Both in Armenia and in Nagorno Karabakh, legislation is quite liberal. State agencies have to provide information in 5 days if it is not classified or does not contain personal data or trade secrets.

But we still face some issues with the implementation of the law. In Armenia we have observed a number of cases when a sensitive piece of information is classified without any objective need, and even with violation of the decision of the Constitutional Court which regulates the issue. Sometimes we can observe abuse of the institution of the trade secret in order to reject publication of information which is important for the public.

In Nagorno Karabakh the implementation problem is mainly related to telecommunication regulations and state support to the mining sector through abuse of trade secret regulation.
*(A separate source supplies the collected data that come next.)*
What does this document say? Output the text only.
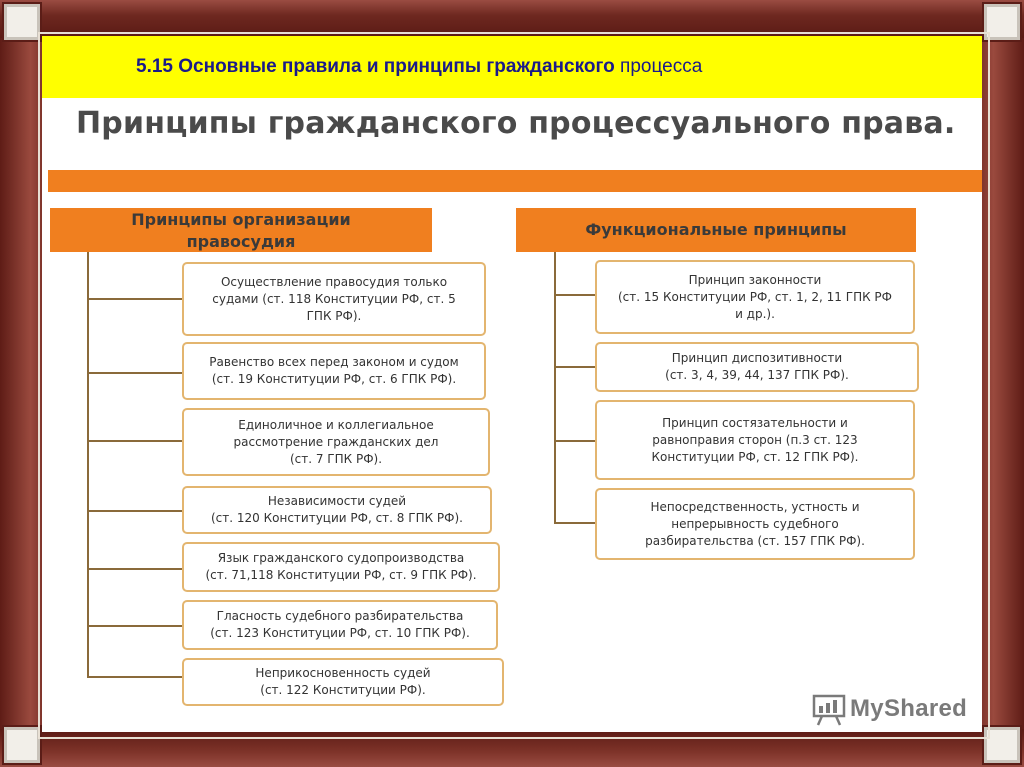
5.15 Основные правила и принципы гражданского процесса
Принципы гражданского процессуального права.
Принципы организации
правосудия
Функциональные принципы
Осуществление правосудия только
судами (ст. 118 Конституции РФ, ст. 5
ГПК РФ).
Равенство всех перед законом и судом
(ст. 19 Конституции РФ, ст. 6 ГПК РФ).
Единоличное и коллегиальное
рассмотрение гражданских дел
(ст. 7 ГПК РФ).
Независимости судей
(ст. 120 Конституции РФ, ст. 8 ГПК РФ).
Язык гражданского судопроизводства
(ст. 71,118 Конституции РФ, ст. 9 ГПК РФ).
Гласность судебного разбирательства
(ст. 123 Конституции РФ, ст. 10 ГПК РФ).
Неприкосновенность судей
(ст. 122 Конституции РФ).
Принцип законности
(ст. 15 Конституции РФ, ст. 1, 2, 11 ГПК РФ
и др.).
Принцип диспозитивности
(ст. 3, 4, 39, 44, 137 ГПК РФ).
Принцип состязательности и
равноправия сторон (п.3 ст. 123
Конституции РФ, ст. 12 ГПК РФ).
Непосредственность, устность и
непрерывность судебного
разбирательства (ст. 157 ГПК РФ).
MyShared
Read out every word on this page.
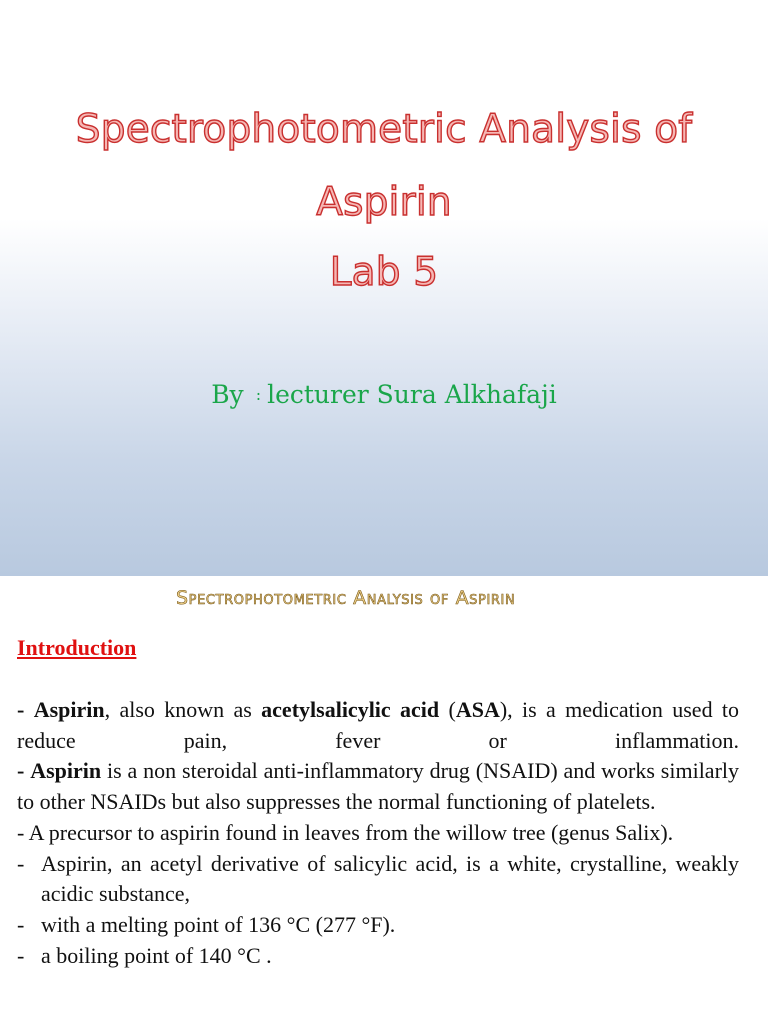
Spectrophotometric Analysis of
Aspirin
Lab 5
By : lecturer Sura Alkhafaji
Spectrophotometric Analysis of Aspirin
Introduction

- Aspirin, also known as acetylsalicylic acid (ASA), is a medication used to reduce pain, fever or inflammation.

- Aspirin is a non steroidal anti-inflammatory drug (NSAID) and works similarly to other NSAIDs but also suppresses the normal functioning of platelets.

- A precursor to aspirin found in leaves from the willow tree (genus Salix).

- Aspirin, an acetyl derivative of salicylic acid, is a white, crystalline, weakly acidic substance,
- with a melting point of 136 °C (277 °F).
- a boiling point of 140 °C .
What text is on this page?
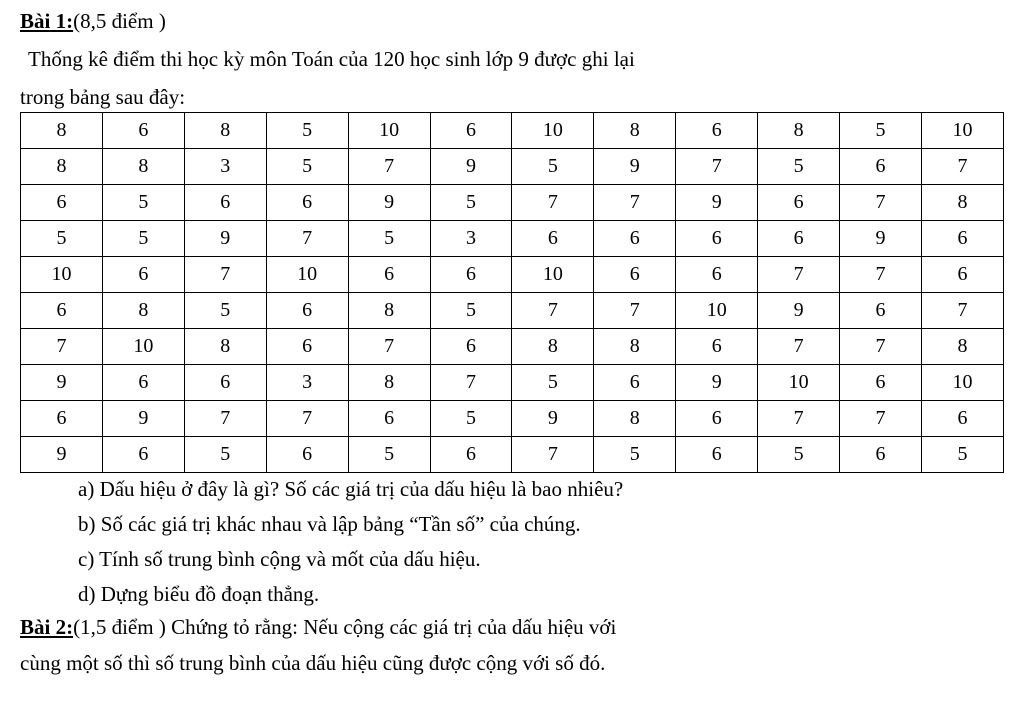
Bài 1:(8,5 điểm )
Thống kê điểm thi học kỳ môn Toán của 120 học sinh lớp 9 được ghi lại
trong bảng sau đây:
8	6	8	5	10	6	10	8	6	8	5	10
8	8	3	5	7	9	5	9	7	5	6	7
6	5	6	6	9	5	7	7	9	6	7	8
5	5	9	7	5	3	6	6	6	6	9	6
10	6	7	10	6	6	10	6	6	7	7	6
6	8	5	6	8	5	7	7	10	9	6	7
7	10	8	6	7	6	8	8	6	7	7	8
9	6	6	3	8	7	5	6	9	10	6	10
6	9	7	7	6	5	9	8	6	7	7	6
9	6	5	6	5	6	7	5	6	5	6	5
a) Dấu hiệu ở đây là gì? Số các giá trị của dấu hiệu là bao nhiêu?
b) Số các giá trị khác nhau và lập bảng “Tần số” của chúng.
c) Tính số trung bình cộng và mốt của dấu hiệu.
d) Dựng biểu đồ đoạn thẳng.
Bài 2:(1,5 điểm ) Chứng tỏ rằng: Nếu cộng các giá trị của dấu hiệu với
cùng một số thì số trung bình của dấu hiệu cũng được cộng với số đó.
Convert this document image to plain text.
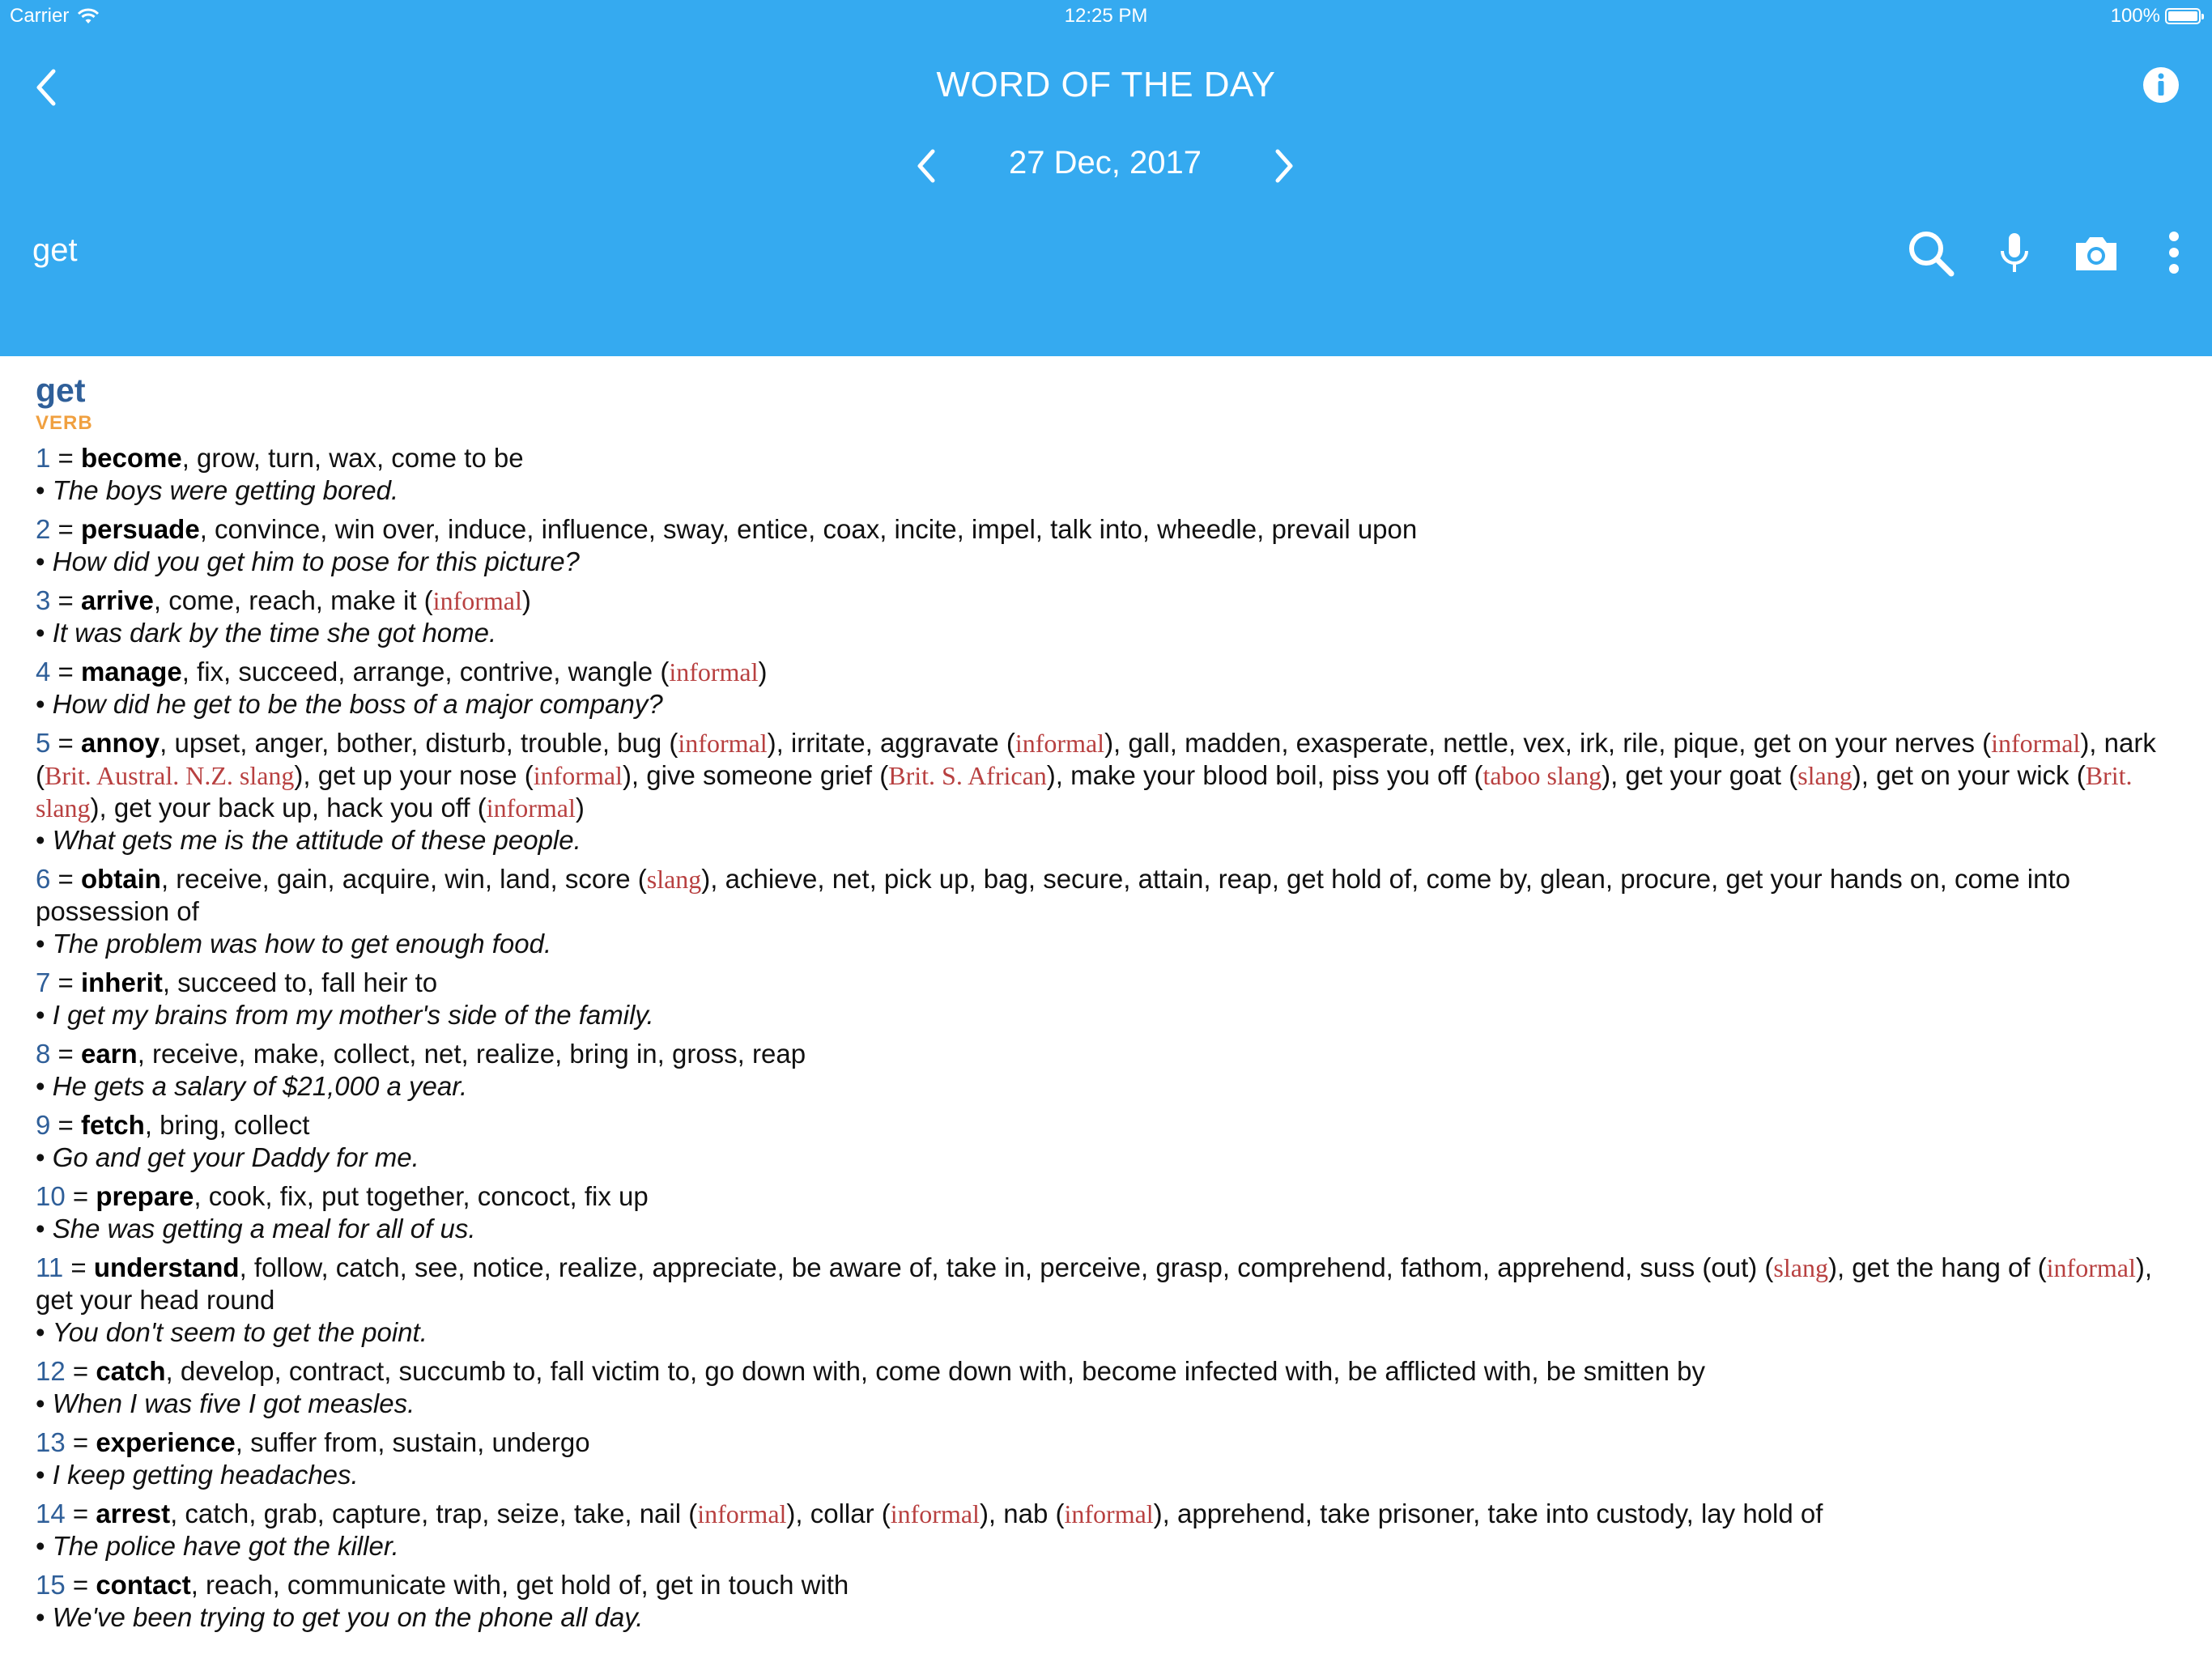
Carrier	12:25 PM	100%
WORD OF THE DAY
27 Dec, 2017
get
get
VERB
1 = become, grow, turn, wax, come to be
• The boys were getting bored.
2 = persuade, convince, win over, induce, influence, sway, entice, coax, incite, impel, talk into, wheedle, prevail upon
• How did you get him to pose for this picture?
3 = arrive, come, reach, make it (informal)
• It was dark by the time she got home.
4 = manage, fix, succeed, arrange, contrive, wangle (informal)
• How did he get to be the boss of a major company?
5 = annoy, upset, anger, bother, disturb, trouble, bug (informal), irritate, aggravate (informal), gall, madden, exasperate, nettle, vex, irk, rile, pique, get on your nerves (informal), nark (Brit. Austral. N.Z. slang), get up your nose (informal), give someone grief (Brit. S. African), make your blood boil, piss you off (taboo slang), get your goat (slang), get on your wick (Brit. slang), get your back up, hack you off (informal)
• What gets me is the attitude of these people.
6 = obtain, receive, gain, acquire, win, land, score (slang), achieve, net, pick up, bag, secure, attain, reap, get hold of, come by, glean, procure, get your hands on, come into possession of
• The problem was how to get enough food.
7 = inherit, succeed to, fall heir to
• I get my brains from my mother's side of the family.
8 = earn, receive, make, collect, net, realize, bring in, gross, reap
• He gets a salary of $21,000 a year.
9 = fetch, bring, collect
• Go and get your Daddy for me.
10 = prepare, cook, fix, put together, concoct, fix up
• She was getting a meal for all of us.
11 = understand, follow, catch, see, notice, realize, appreciate, be aware of, take in, perceive, grasp, comprehend, fathom, apprehend, suss (out) (slang), get the hang of (informal), get your head round
• You don't seem to get the point.
12 = catch, develop, contract, succumb to, fall victim to, go down with, come down with, become infected with, be afflicted with, be smitten by
• When I was five I got measles.
13 = experience, suffer from, sustain, undergo
• I keep getting headaches.
14 = arrest, catch, grab, capture, trap, seize, take, nail (informal), collar (informal), nab (informal), apprehend, take prisoner, take into custody, lay hold of
• The police have got the killer.
15 = contact, reach, communicate with, get hold of, get in touch with
• We've been trying to get you on the phone all day.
Another issue in Armenia is related to the protection of the right of freedom of information in courts. Usually the court verdicts are made more than a year after the lawsuit is filed, because courts are overloaded.

At the same time, I would like to emphasize the highest degree of transparency of the authorities on COVID-related issues both in Armenia and in Nagorno Karabakh. Every day detailed reports are published with all the information that does not include personal data. 

For example, numbers of occupied and free hospital beds and intensive care beds for each hospital are available online. Even during the worst days of the pandemic, the government was very frank, including when providing information about the number of people who died because the healthcare system was overloaded.

But coming back to the main problem, Union of Informed Citizens would like to underline that any information related to public money should be as transparent as possible. It can be kept in secret exclusively when its publication can really endanger public security or can lead to violation of other fundamental rights.

At the same time we would recommend to envisage a special procedure for court hearings on freedom of information issues to have the final decisions in reasonable deadlines.